Trigonometric Ratios for Negative Angles Using Reflected Points

Let O be the origin, and P(x, y) be a point in the first quadrant such that the line segment OP makes an angle θ with the positive x-axis.

Now, reflect point P across the x-axis to get a new point Q(x, -y). The mirrored point is positioned in the fourth quadrant, where the segment OQ creates an angle of −θ relative to the x-axis.

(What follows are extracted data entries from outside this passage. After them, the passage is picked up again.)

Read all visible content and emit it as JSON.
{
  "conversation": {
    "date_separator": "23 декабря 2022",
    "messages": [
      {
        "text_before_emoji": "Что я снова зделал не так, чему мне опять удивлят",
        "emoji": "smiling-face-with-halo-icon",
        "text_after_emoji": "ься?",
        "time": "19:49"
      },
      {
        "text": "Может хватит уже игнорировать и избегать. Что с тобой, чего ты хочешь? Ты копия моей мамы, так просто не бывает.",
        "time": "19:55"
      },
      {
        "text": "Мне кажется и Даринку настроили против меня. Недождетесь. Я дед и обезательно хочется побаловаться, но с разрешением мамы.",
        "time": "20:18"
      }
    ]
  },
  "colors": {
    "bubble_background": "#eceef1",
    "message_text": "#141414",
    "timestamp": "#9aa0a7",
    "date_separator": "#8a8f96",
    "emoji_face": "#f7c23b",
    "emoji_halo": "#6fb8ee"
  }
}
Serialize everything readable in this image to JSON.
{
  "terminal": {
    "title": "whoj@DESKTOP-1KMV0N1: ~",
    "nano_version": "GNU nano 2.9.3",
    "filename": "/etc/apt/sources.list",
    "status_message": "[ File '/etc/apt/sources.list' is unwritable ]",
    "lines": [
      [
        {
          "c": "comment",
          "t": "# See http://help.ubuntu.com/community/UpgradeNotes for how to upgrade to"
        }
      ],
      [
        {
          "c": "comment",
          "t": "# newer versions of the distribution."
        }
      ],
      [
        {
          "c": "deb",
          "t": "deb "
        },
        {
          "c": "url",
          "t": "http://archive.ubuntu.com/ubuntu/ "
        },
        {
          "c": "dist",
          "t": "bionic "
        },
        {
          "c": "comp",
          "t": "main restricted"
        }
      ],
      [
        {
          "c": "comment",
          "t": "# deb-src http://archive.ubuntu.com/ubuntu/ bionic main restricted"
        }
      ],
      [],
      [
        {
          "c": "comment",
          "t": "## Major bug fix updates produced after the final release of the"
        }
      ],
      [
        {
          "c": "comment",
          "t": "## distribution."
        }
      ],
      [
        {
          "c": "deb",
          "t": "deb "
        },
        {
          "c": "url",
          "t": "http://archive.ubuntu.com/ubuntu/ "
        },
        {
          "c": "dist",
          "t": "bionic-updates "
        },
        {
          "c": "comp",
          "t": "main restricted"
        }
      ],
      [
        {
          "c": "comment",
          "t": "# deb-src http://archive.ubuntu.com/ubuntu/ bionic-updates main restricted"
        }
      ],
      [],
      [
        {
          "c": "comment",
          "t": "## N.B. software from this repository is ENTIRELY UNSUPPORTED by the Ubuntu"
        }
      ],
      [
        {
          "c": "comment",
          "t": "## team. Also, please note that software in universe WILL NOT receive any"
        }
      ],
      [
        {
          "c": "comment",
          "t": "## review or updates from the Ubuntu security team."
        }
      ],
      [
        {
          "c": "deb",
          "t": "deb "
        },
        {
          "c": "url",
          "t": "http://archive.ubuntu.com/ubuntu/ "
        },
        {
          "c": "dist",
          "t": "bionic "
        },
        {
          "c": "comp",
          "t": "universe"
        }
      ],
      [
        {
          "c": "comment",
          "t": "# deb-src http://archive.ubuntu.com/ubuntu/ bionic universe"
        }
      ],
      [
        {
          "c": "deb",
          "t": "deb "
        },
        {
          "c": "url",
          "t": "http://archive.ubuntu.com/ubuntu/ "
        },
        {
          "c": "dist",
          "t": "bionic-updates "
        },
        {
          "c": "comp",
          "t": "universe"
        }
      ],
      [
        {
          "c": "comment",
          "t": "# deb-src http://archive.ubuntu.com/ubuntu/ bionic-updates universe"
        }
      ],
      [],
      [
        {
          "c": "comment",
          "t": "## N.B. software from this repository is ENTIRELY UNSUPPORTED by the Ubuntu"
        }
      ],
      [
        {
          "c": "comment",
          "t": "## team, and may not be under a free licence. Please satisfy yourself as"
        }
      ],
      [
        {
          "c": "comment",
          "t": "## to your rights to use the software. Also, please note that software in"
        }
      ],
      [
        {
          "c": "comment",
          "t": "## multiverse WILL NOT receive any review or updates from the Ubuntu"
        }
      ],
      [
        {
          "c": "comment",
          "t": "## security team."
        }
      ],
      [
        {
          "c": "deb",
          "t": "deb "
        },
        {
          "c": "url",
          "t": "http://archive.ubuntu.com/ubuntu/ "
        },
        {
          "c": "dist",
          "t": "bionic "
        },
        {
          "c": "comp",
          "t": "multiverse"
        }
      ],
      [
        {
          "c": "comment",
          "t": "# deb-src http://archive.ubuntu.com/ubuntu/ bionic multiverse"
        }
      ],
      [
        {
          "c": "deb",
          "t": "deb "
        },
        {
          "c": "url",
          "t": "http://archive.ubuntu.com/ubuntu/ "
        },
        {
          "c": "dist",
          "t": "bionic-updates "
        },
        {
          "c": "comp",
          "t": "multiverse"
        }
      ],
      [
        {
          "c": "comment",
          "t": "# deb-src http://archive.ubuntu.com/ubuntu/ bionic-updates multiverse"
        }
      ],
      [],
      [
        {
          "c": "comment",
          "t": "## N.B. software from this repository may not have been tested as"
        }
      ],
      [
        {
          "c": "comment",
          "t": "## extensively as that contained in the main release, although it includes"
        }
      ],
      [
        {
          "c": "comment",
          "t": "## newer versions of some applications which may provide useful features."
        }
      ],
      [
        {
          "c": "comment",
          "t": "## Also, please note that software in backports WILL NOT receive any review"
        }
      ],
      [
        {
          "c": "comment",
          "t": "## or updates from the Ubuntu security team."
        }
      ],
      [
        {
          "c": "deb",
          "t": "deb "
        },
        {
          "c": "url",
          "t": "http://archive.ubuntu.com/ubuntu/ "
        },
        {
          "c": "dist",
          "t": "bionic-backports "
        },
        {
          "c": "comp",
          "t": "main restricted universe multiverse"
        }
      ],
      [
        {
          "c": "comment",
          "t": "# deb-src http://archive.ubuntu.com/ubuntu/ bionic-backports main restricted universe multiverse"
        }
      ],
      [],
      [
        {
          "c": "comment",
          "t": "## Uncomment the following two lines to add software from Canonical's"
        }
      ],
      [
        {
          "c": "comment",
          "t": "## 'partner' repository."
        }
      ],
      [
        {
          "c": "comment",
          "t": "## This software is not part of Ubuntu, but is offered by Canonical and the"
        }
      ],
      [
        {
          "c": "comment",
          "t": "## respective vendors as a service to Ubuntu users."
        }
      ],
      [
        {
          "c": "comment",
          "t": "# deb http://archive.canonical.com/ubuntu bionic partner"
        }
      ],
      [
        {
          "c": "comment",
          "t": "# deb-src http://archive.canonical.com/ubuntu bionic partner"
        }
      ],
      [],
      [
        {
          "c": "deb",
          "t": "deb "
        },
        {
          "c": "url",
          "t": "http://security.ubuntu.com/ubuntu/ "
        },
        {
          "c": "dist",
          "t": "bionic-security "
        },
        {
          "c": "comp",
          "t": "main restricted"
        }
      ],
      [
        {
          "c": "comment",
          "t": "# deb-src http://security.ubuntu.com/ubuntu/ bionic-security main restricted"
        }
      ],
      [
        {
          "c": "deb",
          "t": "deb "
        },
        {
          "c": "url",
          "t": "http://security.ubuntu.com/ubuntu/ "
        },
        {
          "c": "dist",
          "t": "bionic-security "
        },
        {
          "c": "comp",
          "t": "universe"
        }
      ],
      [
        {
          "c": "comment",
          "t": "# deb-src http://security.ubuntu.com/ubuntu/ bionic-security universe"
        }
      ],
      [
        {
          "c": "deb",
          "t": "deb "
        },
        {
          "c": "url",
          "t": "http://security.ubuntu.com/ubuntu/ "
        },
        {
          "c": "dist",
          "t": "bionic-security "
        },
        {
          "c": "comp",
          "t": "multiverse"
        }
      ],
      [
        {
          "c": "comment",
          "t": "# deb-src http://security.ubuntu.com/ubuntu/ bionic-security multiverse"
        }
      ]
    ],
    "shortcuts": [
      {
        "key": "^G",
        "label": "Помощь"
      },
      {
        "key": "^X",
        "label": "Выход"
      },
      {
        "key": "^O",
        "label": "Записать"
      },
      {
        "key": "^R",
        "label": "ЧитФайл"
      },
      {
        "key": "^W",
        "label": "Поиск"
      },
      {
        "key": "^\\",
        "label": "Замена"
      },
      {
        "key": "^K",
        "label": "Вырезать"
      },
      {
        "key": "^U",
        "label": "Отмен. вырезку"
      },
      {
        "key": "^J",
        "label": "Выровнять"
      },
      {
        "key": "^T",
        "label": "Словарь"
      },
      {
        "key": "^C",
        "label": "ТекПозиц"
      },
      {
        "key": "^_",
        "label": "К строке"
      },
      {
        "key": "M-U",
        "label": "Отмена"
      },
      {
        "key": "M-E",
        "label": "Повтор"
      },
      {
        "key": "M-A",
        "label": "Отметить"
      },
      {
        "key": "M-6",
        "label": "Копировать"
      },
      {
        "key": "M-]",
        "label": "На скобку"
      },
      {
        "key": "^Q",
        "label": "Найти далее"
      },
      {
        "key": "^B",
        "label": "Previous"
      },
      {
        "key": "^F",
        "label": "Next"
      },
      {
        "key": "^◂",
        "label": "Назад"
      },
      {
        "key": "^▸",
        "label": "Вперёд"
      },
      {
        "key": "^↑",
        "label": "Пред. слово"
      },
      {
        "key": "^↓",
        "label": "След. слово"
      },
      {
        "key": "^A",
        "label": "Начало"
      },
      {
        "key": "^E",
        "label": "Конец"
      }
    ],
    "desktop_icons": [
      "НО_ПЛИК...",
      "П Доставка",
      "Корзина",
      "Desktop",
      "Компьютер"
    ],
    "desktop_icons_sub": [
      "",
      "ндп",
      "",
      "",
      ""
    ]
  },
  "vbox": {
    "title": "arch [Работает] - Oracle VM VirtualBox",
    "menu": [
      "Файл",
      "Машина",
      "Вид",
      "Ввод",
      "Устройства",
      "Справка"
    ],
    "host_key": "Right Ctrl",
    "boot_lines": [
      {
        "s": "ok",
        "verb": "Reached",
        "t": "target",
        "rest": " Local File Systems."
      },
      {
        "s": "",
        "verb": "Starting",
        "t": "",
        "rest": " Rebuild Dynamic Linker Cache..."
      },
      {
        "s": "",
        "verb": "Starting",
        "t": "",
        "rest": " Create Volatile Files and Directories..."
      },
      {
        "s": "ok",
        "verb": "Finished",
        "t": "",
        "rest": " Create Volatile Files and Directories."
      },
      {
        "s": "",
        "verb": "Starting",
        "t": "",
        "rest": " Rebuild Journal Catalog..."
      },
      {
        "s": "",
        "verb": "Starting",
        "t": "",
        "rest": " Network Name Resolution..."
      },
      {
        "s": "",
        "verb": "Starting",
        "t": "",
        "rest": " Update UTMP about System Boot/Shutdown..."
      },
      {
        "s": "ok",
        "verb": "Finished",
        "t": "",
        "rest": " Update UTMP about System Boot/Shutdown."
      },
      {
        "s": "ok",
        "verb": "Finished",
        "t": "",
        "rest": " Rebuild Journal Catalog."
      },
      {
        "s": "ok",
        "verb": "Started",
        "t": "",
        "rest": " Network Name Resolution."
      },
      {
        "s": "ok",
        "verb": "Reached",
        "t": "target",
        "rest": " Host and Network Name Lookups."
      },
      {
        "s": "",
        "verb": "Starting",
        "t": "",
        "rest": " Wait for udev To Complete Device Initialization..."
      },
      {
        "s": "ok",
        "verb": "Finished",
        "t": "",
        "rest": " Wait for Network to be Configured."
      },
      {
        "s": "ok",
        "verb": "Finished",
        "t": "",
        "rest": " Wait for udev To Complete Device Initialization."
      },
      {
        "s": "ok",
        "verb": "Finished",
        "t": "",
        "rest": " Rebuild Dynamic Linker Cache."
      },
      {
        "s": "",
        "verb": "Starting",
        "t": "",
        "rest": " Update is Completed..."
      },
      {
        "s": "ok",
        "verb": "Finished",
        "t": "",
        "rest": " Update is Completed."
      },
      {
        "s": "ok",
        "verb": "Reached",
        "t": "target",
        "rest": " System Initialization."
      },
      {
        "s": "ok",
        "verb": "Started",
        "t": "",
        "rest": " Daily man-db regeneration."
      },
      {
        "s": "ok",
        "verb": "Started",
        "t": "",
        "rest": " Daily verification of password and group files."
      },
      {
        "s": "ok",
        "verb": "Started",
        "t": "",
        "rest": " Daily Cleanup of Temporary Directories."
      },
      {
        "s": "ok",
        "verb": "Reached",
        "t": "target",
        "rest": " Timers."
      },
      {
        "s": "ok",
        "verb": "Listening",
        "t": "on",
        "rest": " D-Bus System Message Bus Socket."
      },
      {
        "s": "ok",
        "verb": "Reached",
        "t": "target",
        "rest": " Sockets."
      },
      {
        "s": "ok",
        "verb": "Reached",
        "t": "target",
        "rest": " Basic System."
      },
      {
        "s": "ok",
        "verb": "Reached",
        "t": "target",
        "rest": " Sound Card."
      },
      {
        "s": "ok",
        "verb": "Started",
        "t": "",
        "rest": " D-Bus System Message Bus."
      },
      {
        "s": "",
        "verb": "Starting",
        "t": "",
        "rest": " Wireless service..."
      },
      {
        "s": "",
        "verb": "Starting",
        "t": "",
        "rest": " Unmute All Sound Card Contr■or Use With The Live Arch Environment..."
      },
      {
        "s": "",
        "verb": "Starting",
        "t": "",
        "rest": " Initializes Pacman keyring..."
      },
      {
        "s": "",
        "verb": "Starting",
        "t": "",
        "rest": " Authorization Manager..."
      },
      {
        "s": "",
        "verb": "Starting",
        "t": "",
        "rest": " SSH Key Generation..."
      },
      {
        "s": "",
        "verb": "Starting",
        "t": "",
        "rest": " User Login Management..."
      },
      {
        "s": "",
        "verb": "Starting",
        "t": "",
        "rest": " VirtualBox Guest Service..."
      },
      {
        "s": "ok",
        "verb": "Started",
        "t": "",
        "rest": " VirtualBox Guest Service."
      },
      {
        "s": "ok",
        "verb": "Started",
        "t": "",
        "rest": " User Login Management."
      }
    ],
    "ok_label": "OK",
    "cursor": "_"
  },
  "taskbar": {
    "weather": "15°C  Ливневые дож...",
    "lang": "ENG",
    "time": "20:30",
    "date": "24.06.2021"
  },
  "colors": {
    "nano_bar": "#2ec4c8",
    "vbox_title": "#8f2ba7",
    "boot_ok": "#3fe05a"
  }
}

Let the distance from the origin to the point (the hypotenuse) be denoted as r, where:
r = √(x² + y²)

By applying coordinate geometry and fundamental trigonometric ratios, we can deduce the following identities:

• Sine:
  sin(θ) = y / r
  sin(–θ) = –y / r = –sin(θ)
• Cosine:
  cos(θ) = x / r
  cos(–θ) = x / r = cos(θ)
• Tangent:
  tan(θ) = y / x
  tan(–θ) = –y / x = –tan(θ)
• Cosecant:
  csc(θ) = 1 / sin(θ) = r / y
  csc(–θ) = 1 / sin(–θ) = r / (–y) = –csc(θ)
• Secant:
  sec(θ) = 1 / cos(θ) = r / x
  sec(–θ) = 1 / cos(–θ) = r / x = sec(θ)
• Cotangent:
  cot(θ) = x / y
  cot(–θ) = x / (–y) = –cot(θ)

Therefore, trigonometric functions with odd symmetry—such as sine, tangent, cosecant, and cotangent—reverse their signs for negative angles, whereas even functions like cosine and secant retain their original values.